Sebagaimana di daerah lain di seluruh belahan dunia 'manusia kera'
inipun di temukan jua di negeri ramayana ini. Adalah Darwin, seorang
profesor kenamaan Amerika yang mengabadikan fenomena ini. Darwin
menganggap bahwa 'manusi kera' itu adalah wajah manusia ribuan tahun
yang lalu.
Asumsi Darwin mengenai 'Pythecantropus Erectus' adalah manusia
dalam masa zaman batu ternyata tidak mendogma begitu larut. Teori Darwin
ini pada perjalananya menimbulkan banyak penolakan dan sejauh ini
agama adalah garda terdepan dari seluruh penolakan-penolakan terhadap
teori ini. Contohnya dalam Islam, disitu di jelaskan jikalau nenek
moyang kita di mahkotakan kepada Adam, begitupun Kristen dan Yahudi.

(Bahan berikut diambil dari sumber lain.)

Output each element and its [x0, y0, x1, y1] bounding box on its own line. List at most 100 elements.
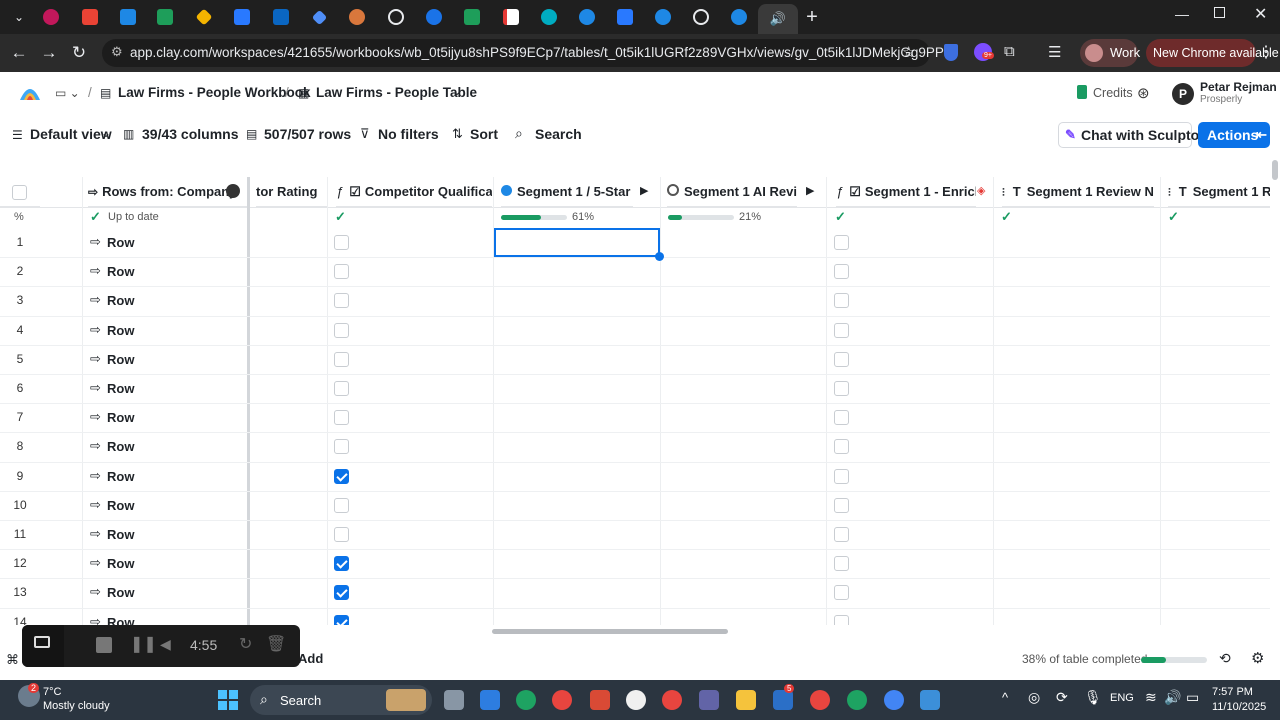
row-number[interactable]: 13 — [0, 585, 40, 599]
history-icon[interactable]: ⟲ — [1219, 650, 1231, 667]
enrich-checkbox[interactable] — [834, 351, 849, 367]
help-icon[interactable]: ⊛ — [1137, 84, 1150, 102]
row-link-cell[interactable]: Row — [107, 293, 134, 308]
column-header-rows-from[interactable]: ⇨ Rows from: Company — [88, 177, 248, 207]
folder-icon[interactable]: ▭ ⌄ — [55, 86, 80, 100]
microphone-icon[interactable]: 🎙 — [1084, 689, 1102, 706]
tab-favicon-drive[interactable] — [189, 4, 219, 30]
row-link-cell[interactable]: Row — [107, 585, 134, 600]
tab-favicon-slides[interactable] — [496, 4, 526, 30]
search-button[interactable]: Search — [535, 126, 582, 142]
clock-time[interactable]: 7:57 PM — [1212, 686, 1253, 698]
competitor-checkbox[interactable] — [334, 439, 349, 455]
row-number[interactable]: 3 — [0, 293, 40, 307]
windows-start-icon[interactable] — [218, 690, 238, 710]
fill-handle[interactable] — [655, 252, 664, 261]
competitor-checkbox[interactable] — [334, 468, 349, 484]
notepad-icon[interactable] — [920, 690, 940, 710]
competitor-checkbox[interactable] — [334, 585, 349, 601]
competitor-checkbox[interactable] — [334, 527, 349, 542]
enrich-checkbox[interactable] — [834, 468, 849, 484]
row-number[interactable]: 12 — [0, 556, 40, 570]
taskbar-search-box[interactable]: ⌕ Search — [250, 685, 432, 715]
chrome-menu-icon[interactable]: ⋮ — [1258, 42, 1274, 62]
maximize-icon[interactable] — [1214, 7, 1225, 18]
omnibox[interactable]: ⚙ app.clay.com/workspaces/421655/workboo… — [102, 39, 951, 67]
tab-favicon-record[interactable] — [36, 4, 66, 30]
view-selector[interactable]: Default view — [30, 126, 112, 142]
row-link-cell[interactable]: Row — [107, 352, 134, 367]
error-diamond-icon[interactable]: ◈ — [977, 184, 985, 197]
battery-icon[interactable]: ▭ — [1186, 689, 1199, 706]
row-link-cell[interactable]: Row — [107, 615, 134, 625]
row-link-cell[interactable]: Row — [107, 323, 134, 338]
enrich-checkbox[interactable] — [834, 614, 849, 625]
column-header-competitor[interactable]: ƒ ☑ Competitor Qualificat — [336, 177, 492, 207]
selected-cell[interactable] — [494, 228, 660, 257]
filters-button[interactable]: No filters — [378, 126, 439, 142]
column-db-icon[interactable] — [226, 184, 240, 198]
competitor-checkbox[interactable] — [334, 322, 349, 338]
chrome-icon-3[interactable] — [810, 690, 830, 710]
rewind-icon[interactable]: ◀ — [160, 636, 171, 653]
mail-icon[interactable]: 5 — [773, 684, 795, 710]
forward-icon[interactable]: → — [38, 42, 60, 64]
settings-gear-icon[interactable]: ⚙ — [1251, 649, 1264, 667]
actions-button[interactable]: Actions ⇤ — [1198, 122, 1270, 148]
run-column-play-icon[interactable]: ▶ — [640, 184, 648, 197]
row-number[interactable]: 7 — [0, 410, 40, 424]
breadcrumb-workbook[interactable]: Law Firms - People Workbook — [118, 85, 311, 100]
enrich-checkbox[interactable] — [834, 527, 849, 542]
clock-date[interactable]: 11/10/2025 — [1212, 701, 1266, 713]
tab-favicon-linkedin[interactable] — [266, 4, 296, 30]
reload-icon[interactable]: ↻ — [68, 42, 90, 64]
extension-shield-icon[interactable] — [944, 44, 958, 61]
row-link-cell[interactable]: Row — [107, 410, 134, 425]
new-tab-button[interactable]: + — [797, 4, 827, 30]
enrich-checkbox[interactable] — [834, 381, 849, 396]
tab-favicon-openai[interactable] — [686, 4, 716, 30]
enrich-checkbox[interactable] — [834, 439, 849, 455]
task-view-icon[interactable] — [444, 690, 464, 710]
enrich-checkbox[interactable] — [834, 410, 849, 426]
restart-icon[interactable]: ↻ — [239, 634, 252, 654]
enrich-checkbox[interactable] — [834, 585, 849, 601]
column-header-segment-ai-review[interactable]: Segment 1 AI Review — [667, 177, 797, 207]
edge-icon[interactable] — [516, 690, 536, 710]
sort-button[interactable]: Sort — [470, 126, 498, 142]
row-number[interactable]: 2 — [0, 264, 40, 278]
frozen-columns-divider[interactable] — [247, 177, 250, 625]
row-link-cell[interactable]: Row — [107, 439, 134, 454]
column-header-segment-re[interactable]: ⫶ T Segment 1 Re — [1168, 177, 1270, 207]
competitor-checkbox[interactable] — [334, 614, 349, 625]
stop-icon[interactable] — [96, 637, 112, 653]
site-info-icon[interactable]: ⚙ — [111, 44, 123, 60]
close-window-icon[interactable]: ✕ — [1254, 4, 1267, 24]
minimize-icon[interactable]: — — [1175, 6, 1189, 22]
row-number[interactable]: 11 — [0, 527, 40, 541]
competitor-checkbox[interactable] — [334, 556, 349, 572]
column-header-rating[interactable]: tor Rating — [256, 177, 328, 207]
horizontal-scrollbar[interactable] — [492, 629, 728, 634]
tab-favicon-bolt[interactable] — [419, 4, 449, 30]
row-link-cell[interactable]: Row — [107, 527, 134, 542]
tab-favicon-gemini[interactable] — [304, 4, 334, 30]
tab-active-audio[interactable]: 🔊 — [758, 4, 798, 34]
column-header-segment-review-na[interactable]: ⫶ T Segment 1 Review Na — [1002, 177, 1154, 207]
chat-with-sculptor-button[interactable]: ✎ Chat with Sculptor — [1058, 122, 1205, 148]
tab-favicon-app[interactable] — [534, 4, 564, 30]
tab-favicon-sheets-2[interactable] — [457, 4, 487, 30]
bookmark-star-icon[interactable]: ☆ — [902, 43, 915, 61]
row-number[interactable]: 14 — [0, 615, 40, 625]
extensions-puzzle-icon[interactable]: ⧉ — [1004, 43, 1015, 60]
enrich-checkbox[interactable] — [834, 556, 849, 572]
chrome-icon[interactable] — [552, 690, 572, 710]
row-link-cell[interactable]: Row — [107, 264, 134, 279]
extension-badge-icon[interactable]: 9+ — [974, 43, 994, 61]
teams-icon[interactable] — [699, 690, 719, 710]
enrich-checkbox[interactable] — [834, 497, 849, 513]
row-link-cell[interactable]: Row — [107, 469, 134, 484]
weather-icon[interactable]: 2 — [18, 683, 40, 707]
tab-favicon-docs-2[interactable] — [610, 4, 640, 30]
tab-favicon-claude[interactable] — [342, 4, 372, 30]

Semakin cerah, Indonesia mulai menemukan jalanya. Muncul satu
persatu kerajaan dari Majapahit, Sriwijaya hingga kerajaan Islam
Mataram. Kehidupan manusia saat ini tentulah tidak dapat di pisahkan
dari kehidupan manusia sebelumnya. Satu tujuan yang bahkan menimbulkan
peperangan itu pada dasarnya adalah keinginan menegakan keadilan. Dimana
satu dengan yang lainya memiliki hak yang sama dan sesuai.
Kekuasaan serta wacana tentang perubahan bahkan agama semua terpusat
pada keadilan yang merata. Dimana hukum dan ekonomi menjadi palang
pintu pertama menuju keselarasan itu. Lalu apakah itu keadilan?. Diawali
dari agama, dalam teori Kristen seperti apa yang di kemukakan Harvey,
keadilan adalah suatu bentuk peraturan untuk alam bahkan tuhan, untuk
hak manusia dapat hilang mengingat dosa yang manusia itu lakukan, dan
pada hubungan social. Hampir sama dengan Kristen, Budhapun berpendapat
jika keadilan haruslah di berlakukan kepada semua makhluk hidup, budha
mengajarkan tentang kesabaran dan haram menyakiti makhluk lain.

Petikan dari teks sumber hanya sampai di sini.